De hecho, su obra es muy diferente a la de otros autores japoneses, como, incluso, la del mismo Kenzaburo Oé (más influenciado por el humanismo rabelesiano, el existencialismo de Sartre y la terrible belleza oscura de Dante Alighieri y su Divina Comedia), o la de Mishima, hasta el punto que Kenzaburo dijo a Ishiguro, y él estuvo de acuerdo, que sus textos eran “una especie de antídoto de la imagen de Mishima”. Con esto se refería a que Mishima inventó la cultura japonesa que querían ver los occidentales, sufriendo del “orientalismo” que planteó Edward Said, mientras Kazuo desmonta los prejuicios y los clichés occidentales de una supuesta esencia japonesa, que oscilaba entre el militarismo samurái y la delicadeza de la estética de las flores y la nieve.

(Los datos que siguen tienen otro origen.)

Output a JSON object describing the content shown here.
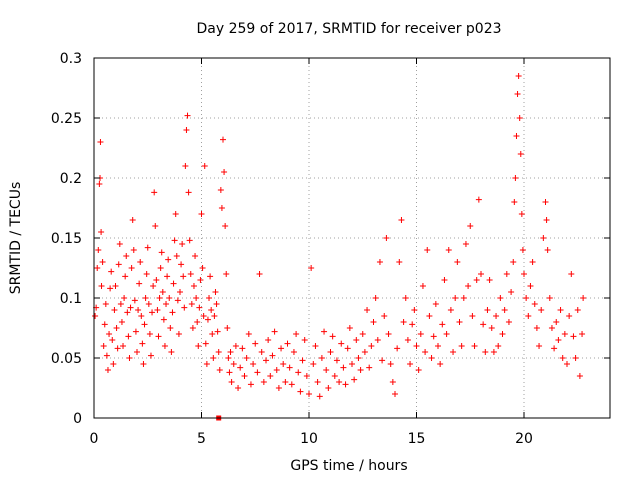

Ahora bien, las temáticas y la dimensión ética de sus personajes están muy alejados de Kawabata. Mientras en este último predomina el nihilismo de la existencia y la fascinación por la “belleza de la muerte”, las criaturas ishigurianas, a pesar de la dureza de la vida e impotencia ante las desalmadas y crueles fuerzas de las ideologías y los belicismos, tratan de tener una existencia respetable que contribuya al bienestar de los demás; y como refiere su personaje, la señorita Hemmings, de Cuando fuimos huérfanos, “cuando me case, habrá de ser con alguien que realmente aporte una contribución valiosa. Quiero decir, a la humanidad, a un mundo mejor”. En todas sus novelas existe el deseo de hacer lo mejor posible y combatir el mal del mundo. Esta dimensión moral de su universo literario la sintetizó su propio autor, cuando en la entrevista con Karen Grigsby expresó: “El hecho es que sí, todo se desvanece y muere, pero la gente encuentra la energía para crear pequeños bolsillos de felicidad y decencia mientras están aquí”.